At last, pushing through the grass which rose about his shoulders, he saw, as through a corridor walled with the rank waving blades, a ghastly sight. The corpse of a black man lay, face down, and as the Englishman looked, a great dark snake rose and slid away into the grass, moving so quickly that Kane was unable to decide its nature. But it had a weird human-like suggestion about it.

Kane stood over the body, noting that while the limbs lay awry as if broken, the flesh was not torn as a lion or leopard would have torn it.
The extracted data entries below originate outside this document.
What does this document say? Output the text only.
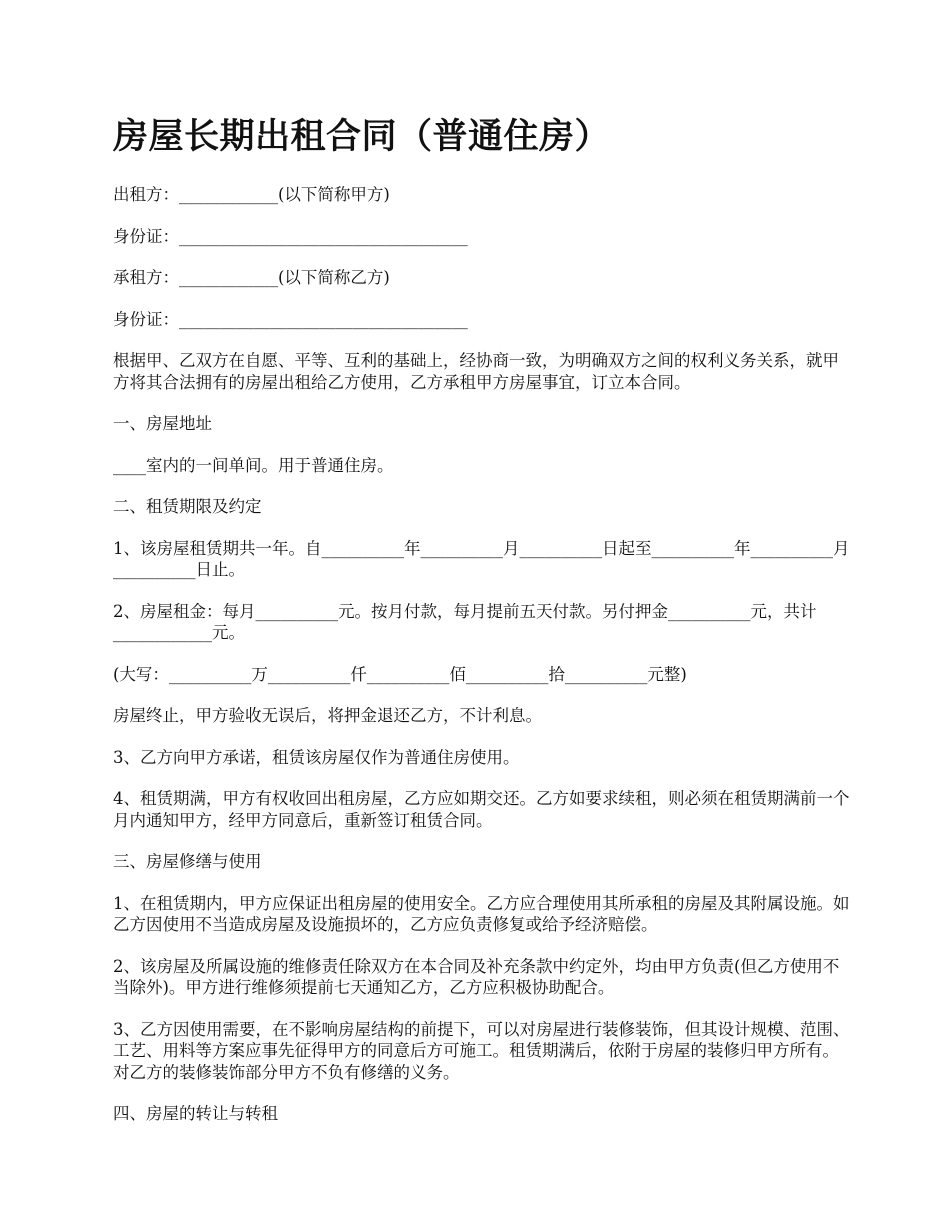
房屋长期出租合同（普通住房）

出租方：____________(以下简称甲方)

身份证：___________________________________

承租方：____________(以下简称乙方)

身份证：___________________________________

根据甲、乙双方在自愿、平等、互利的基础上，经协商一致，为明确双方之间的权利义务关系，就甲方将其合法拥有的房屋出租给乙方使用，乙方承租甲方房屋事宜，订立本合同。

一、房屋地址

____室内的一间单间。用于普通住房。

二、租赁期限及约定

1、该房屋租赁期共一年。自__________年__________月__________日起至__________年__________月__________日止。

2、房屋租金：每月__________元。按月付款，每月提前五天付款。另付押金__________元，共计____________元。

(大写：__________万__________仟__________佰__________拾__________元整)

房屋终止，甲方验收无误后，将押金退还乙方，不计利息。

3、乙方向甲方承诺，租赁该房屋仅作为普通住房使用。

4、租赁期满，甲方有权收回出租房屋，乙方应如期交还。乙方如要求续租，则必须在租赁期满前一个月内通知甲方，经甲方同意后，重新签订租赁合同。

三、房屋修缮与使用

1、在租赁期内，甲方应保证出租房屋的使用安全。乙方应合理使用其所承租的房屋及其附属设施。如乙方因使用不当造成房屋及设施损坏的，乙方应负责修复或给予经济赔偿。

2、该房屋及所属设施的维修责任除双方在本合同及补充条款中约定外，均由甲方负责(但乙方使用不当除外)。甲方进行维修须提前七天通知乙方，乙方应积极协助配合。

3、乙方因使用需要，在不影响房屋结构的前提下，可以对房屋进行装修装饰，但其设计规模、范围、工艺、用料等方案应事先征得甲方的同意后方可施工。租赁期满后，依附于房屋的装修归甲方所有。对乙方的装修装饰部分甲方不负有修缮的义务。

四、房屋的转让与转租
He glanced up at the whirling vultures and was amazed to see several of them skimming along close to the earth, following a waving of the grass which marked the flight of the thing which had presumably slain the black man. Kane wondered what thing the carrion birds, which eat only the dead, were hunting through the grasslands. But Africa is full of never-explained mysteries.

Kane shrugged his shoulders and lifted his musket again. Adventures he had had in plenty since he parted from N’Longa some moons agone, but still that nameless paranoid urge had driven him on and on, deeper and deeper into those trackless ways. Kane could not have analyzed this call; he would have attributed it to Satan, who lures men to their destruction. But it was but the restless turbulent spirit of the adventurer, the wanderer–the same urge which sends the gipsy caravans about the world, which drove the Viking galleys over unknown seas and which guides the flights of the wild geese.

Kane sighed. Here in this barren land seemed neither food nor water, but he had wearied unto death of the dank, rank venom of the thick jungle. Even a wilderness of bare hills was preferable, for a time at least. He glanced at them, where they lay brooding in the sun, and started forward again.